Further, the study revealed that India could emerge as the hub of developing agri-fintech solutions for rest of the world particularly for regions such as Africa, South Asia and Southeast Asia, which have similar farming profiles
Banks Defer Partnering With Startups
The report highlighted that meaningful partnerships between financial institutions and agritech startups need more time to scale as most agritech startups at present offer standalone or partial solutions to banks.

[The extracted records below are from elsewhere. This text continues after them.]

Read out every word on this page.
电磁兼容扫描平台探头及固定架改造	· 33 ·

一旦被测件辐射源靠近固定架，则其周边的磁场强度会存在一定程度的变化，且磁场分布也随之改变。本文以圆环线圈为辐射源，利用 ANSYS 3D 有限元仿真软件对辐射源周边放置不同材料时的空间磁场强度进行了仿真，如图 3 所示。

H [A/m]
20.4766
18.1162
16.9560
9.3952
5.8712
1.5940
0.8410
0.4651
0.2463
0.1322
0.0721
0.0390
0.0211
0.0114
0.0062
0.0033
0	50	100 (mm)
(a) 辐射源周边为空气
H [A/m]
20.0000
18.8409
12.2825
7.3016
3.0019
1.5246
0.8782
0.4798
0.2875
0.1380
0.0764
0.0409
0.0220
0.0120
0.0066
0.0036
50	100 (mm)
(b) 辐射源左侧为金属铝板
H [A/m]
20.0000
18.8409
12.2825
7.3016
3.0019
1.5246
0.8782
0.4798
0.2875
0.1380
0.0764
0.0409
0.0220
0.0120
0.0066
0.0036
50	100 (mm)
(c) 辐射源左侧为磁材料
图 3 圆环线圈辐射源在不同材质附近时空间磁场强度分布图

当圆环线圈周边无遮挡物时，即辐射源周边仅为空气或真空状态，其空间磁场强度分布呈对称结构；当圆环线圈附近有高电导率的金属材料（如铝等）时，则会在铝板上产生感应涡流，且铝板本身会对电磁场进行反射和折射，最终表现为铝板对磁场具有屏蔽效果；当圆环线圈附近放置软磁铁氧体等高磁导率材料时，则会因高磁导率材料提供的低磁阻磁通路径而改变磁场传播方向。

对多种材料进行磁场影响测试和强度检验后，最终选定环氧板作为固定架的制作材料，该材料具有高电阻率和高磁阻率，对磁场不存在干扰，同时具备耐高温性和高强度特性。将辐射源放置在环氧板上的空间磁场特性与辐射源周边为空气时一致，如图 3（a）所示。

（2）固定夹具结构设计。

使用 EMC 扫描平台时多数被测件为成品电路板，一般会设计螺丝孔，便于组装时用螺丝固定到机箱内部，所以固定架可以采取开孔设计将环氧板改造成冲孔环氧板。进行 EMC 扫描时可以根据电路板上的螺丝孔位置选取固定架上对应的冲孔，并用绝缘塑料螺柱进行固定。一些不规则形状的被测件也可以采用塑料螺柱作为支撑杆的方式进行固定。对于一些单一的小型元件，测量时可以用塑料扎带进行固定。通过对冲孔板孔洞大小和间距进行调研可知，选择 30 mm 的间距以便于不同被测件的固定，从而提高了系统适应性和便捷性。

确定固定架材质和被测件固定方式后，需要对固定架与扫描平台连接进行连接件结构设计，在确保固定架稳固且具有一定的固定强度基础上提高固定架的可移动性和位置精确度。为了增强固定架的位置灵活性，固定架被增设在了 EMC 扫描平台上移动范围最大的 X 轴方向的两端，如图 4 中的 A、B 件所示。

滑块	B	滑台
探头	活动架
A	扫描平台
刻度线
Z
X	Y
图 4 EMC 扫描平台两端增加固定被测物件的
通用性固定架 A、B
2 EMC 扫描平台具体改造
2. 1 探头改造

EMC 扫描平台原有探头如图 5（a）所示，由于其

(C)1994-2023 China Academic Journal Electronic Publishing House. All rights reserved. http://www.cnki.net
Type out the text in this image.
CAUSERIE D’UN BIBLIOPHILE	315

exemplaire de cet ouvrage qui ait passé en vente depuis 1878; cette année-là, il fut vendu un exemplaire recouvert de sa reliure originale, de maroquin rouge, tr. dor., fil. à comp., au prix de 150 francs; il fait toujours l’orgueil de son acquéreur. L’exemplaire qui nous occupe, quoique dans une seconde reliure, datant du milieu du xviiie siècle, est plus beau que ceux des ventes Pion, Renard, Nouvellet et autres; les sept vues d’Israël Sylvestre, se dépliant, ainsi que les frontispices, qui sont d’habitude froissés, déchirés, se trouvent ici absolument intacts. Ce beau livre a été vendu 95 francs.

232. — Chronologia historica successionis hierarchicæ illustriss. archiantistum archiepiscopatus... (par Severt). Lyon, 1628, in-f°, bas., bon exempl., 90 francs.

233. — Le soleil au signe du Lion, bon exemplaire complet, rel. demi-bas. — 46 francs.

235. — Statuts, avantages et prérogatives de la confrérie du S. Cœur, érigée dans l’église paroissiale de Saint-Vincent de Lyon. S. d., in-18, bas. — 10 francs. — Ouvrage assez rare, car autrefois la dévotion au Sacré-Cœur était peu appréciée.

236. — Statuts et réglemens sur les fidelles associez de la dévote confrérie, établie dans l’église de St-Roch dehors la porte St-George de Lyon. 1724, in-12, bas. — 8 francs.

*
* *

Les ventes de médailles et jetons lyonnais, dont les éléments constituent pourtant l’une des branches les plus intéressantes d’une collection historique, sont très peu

This becomes difficult for banks to collaborate with multiple agritech startups, and are most likely to choose agritech companies that offer them a full stack, comprehensive solution.
Besides this, banks have limited knowledge about how startups provide loans to farmers and even till this day, they trust their office staff to do the survey for them, and believe that agritech startups fail to add value in assessing the creditworthiness of small and marginal farmers, and banks require agritech startups that have data points for around 4-5 years, before conducting a pilot, the report added.
Furthermore, the report showcased the importance of an end-to-end, agri-stack platform which improves the existing farm-lending processes — and calls for a one-stop solution for banks, which includes features like innovator group, financial institution group, pilot development and build data and history around agri-value chain.
Will India See An AgriStack?
Today, only a few states have digitized land records, and a single platform to verify and gather the records can benefit farmers to a large extent. Also, agritech startups find it challenging to partner with the government. If the data is shared with the agritech startups, this can create a powerful partnership between the government and agritech startups.
In its report, Robo Foundation revealed a single unified digital agri-database solution such as AgriStack which enables credit access to farmers by providing information related to farm, farmer and crop. This, in a way, also paves a way for open APIs for agritech startups to develop various applications such as digital GPS-tagged land boundaries that guarantee land titles, digital records, etc.
Most importantly, the development financial institutions need to create a separate fund like rural infrastructure development fund (RIDF) or seek alternative sources of funding from global development and financial institutions like Asian Development Bank (ADB), International Finance Corporation (IFC) and Deutsche Gesellschaft für Internationale Zusammenarbeit (GIZ) should help build agri-market infrastructure and offer capital to institutions that lend to small and marginal farmers, the report added.